Courtesy of Sworders

Essex, UK

Sworders, 13 November

MODERN BRITISH AND 20TH-CENTURY ART

After the Second World War, an influx of Australian artists arrived in the UK. Among them was the painter Tony Underhill (1923-77). A friend of the painter Brett Whiteley (1939–1992), from the 1950s to 1970s Underhill achieved commercial success in London for his abstract and figurative paintings. After his sudden death, his second wife closed his studio, with his works and equipment preserved as he had left them. All requests for access to the studio were refused, including from representatives sent by then Tate director Nicholas Serota, and from Jonathan Watkins (later the director of the Serpentine Gallery and currently director of the Ikon Gallery), who sought Underhill’s work for the Australian Art in Europe exhibition in the late 1980s. Forty years later, Underhill’s children have opened it up again and Sworders will sell 15 paintings from the studio, including the oil on canvas Landscape (date unknown), estimated at £300 to £500.

Courtesy of Freeman's

Philadelphia

Freeman’s, 15 November

AMERICAN FURNITURE, FOLK AND DECORATIVE ARTS

A macabre subsection of this sale is devoted to the memento mori and mourning jewellery collection of the late historians Anita and Irvin G. Schorsch. The couple assembled more than 150 pieces that illustrate how the act of grieving changed over 200 years in England and the US, ranging from the skulls and skeletons on 17th-century lockets—which often contained the hair of the deceased— to idealised Neo-Classical depictions of heaven from the late 18th century. Alongside are 19th-century mourning costumes for adults and children, and presidential mourning ribbons and accessories from the couple’s now-closed Museum of Mourning Art in Philadelphia.

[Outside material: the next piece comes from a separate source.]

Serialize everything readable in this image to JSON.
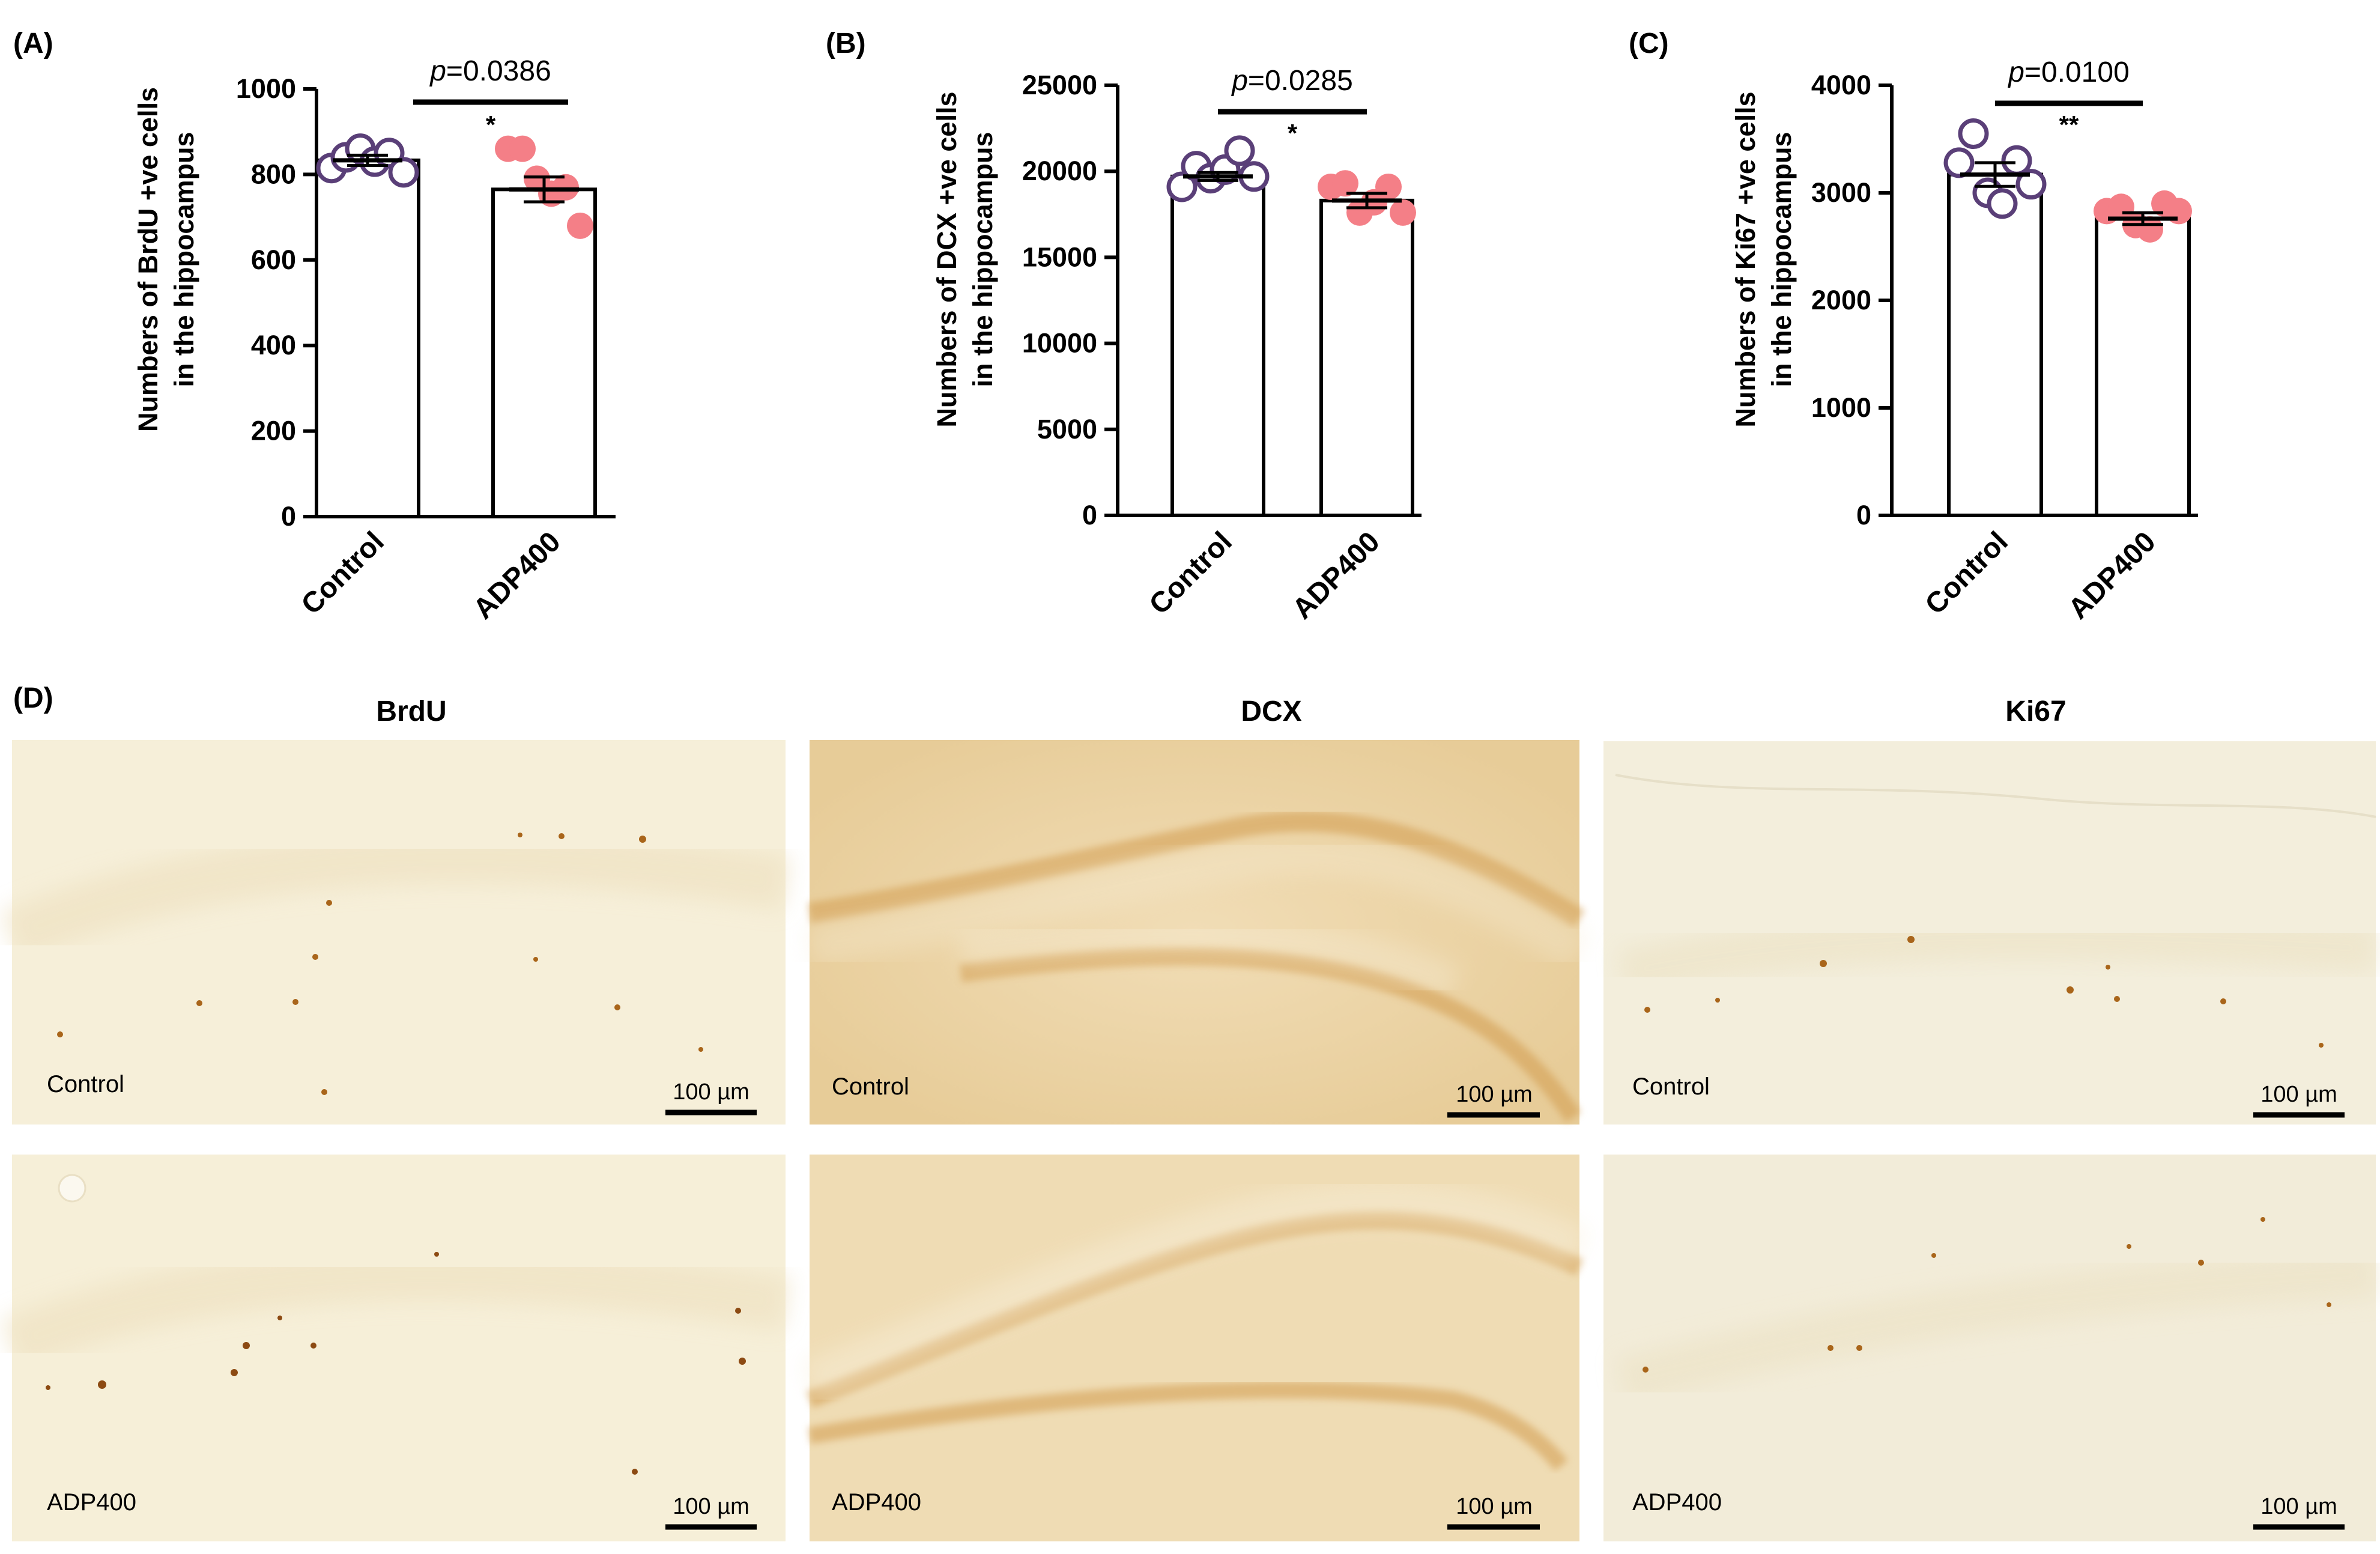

Pictured is a late 17th-century Stuart crystal mourning slide (worn on a ribbon on the wrist) containing hair work, which was bought from S.J. Phillips in London and is estimated at $800 to $1,200.

Courtesy of Artcurial

Paris

Artcurial, 27 November

CAMILLE CLAUDEL: A TREASURED LEGACY

Camille Claudel's (1864-1943) career was cut short by poor mental health—the French sculptor produced only around 80 works between the ages of 17 and 41. After training in Paris, she worked in Rodin’s workshop, becoming his colleague, model and muse. Rodin refused to leave his companion, Rose Beuret, and Claudel’s emotional stability deteriorated. In 1913, she was interned in a psychiatric hospital, where she died in obscurity. Since Claudel was rediscovered in the 1970s, her star has risen. The 20 bronzes, terracottas, plaster casts and preparatory works on o er at Artcurial come from the Claudel family home in Villeneuve-sur-Fère. Among them are two sensitive terracotta studies of Sakountala (1886), depicting the Hindu heroine reuniting with her lover, each estimated at €50,000-€70,000. They were made in preparation for L’abandon (1886-1905), a bronze cast that is also included in the sale, estimated at €600,000 to €800,000.